Every time the winter season comes along, among the main queries of prospective solar energy users ask how the cold weather will affect the performance of their solar panels. That said, a productivity hit may occur because of three factors that seem to limit efficiency:
- Snow Coverage
- Low Temperatures
- Reduced Sunlight
While all three of those factors could have an effect on your panels, the outcomes aren’t what you’d predict. When those environmental patterns occur during the winter season, here’s what you need to know.
Snow will reduce the effectiveness of your solar panels for a period of time, but it is a temporary issue that will resolve itself in a few weeks.
Before you begin to see a reduction in your solar panel performance, you’ll notice a decrease in efficiency due to the cover that protects you from snow clouds. If your roof is facing south or east, or your panels are mounted on the ground, more light does not penetrate the roof than it does the ground.
Luckily, the panels are protected from snow accumulation thanks to their inherent design. Another important consideration to bear in mind is using snow guards for your panels.
In most cases, you should expect cold temperatures to be fine for electronics. That said, your solar panels don’t need heat to generate electricity.
In order for the solar panels to work, what they require is light. Although the surface of these panels is generally dark in color, that surface does not heat up when absorbing sunlight. Furthermore, any excess heat might even have an adverse effect on your solar panel’s performance.
Moreover, the cold temperatures have the added benefit of increasing the overall quality of energy transmission from the main panel to the wirework supporting it. The colder temperatures can make for a temporary boost in efficiency even though there is no snow on the ground, simply because it’s easier to move the snow and you’re also able to do so with less wasted energy.

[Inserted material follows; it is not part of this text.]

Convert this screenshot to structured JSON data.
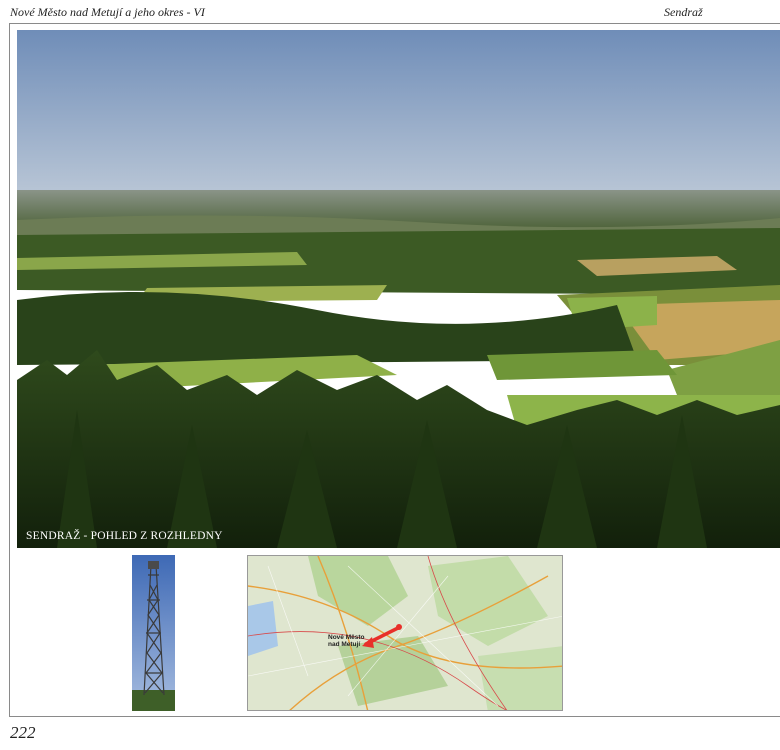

The last general question for winter productivity is that the sunshine is less direct in the winter than it is in the summer. It’s understandable that this lower-intensity type of sunlight will have an effect on efficiency.
However, the better design of these devices is another important factor in their performance. Solar panels were less popular in the past only because they were substantially less effective than current designs.
In conclusion, your solar panels will almost certainly do just as well during the winter months as they would during the summertime. In fact, you may find that in your current location, your panels may even perform slightly better during the colder season.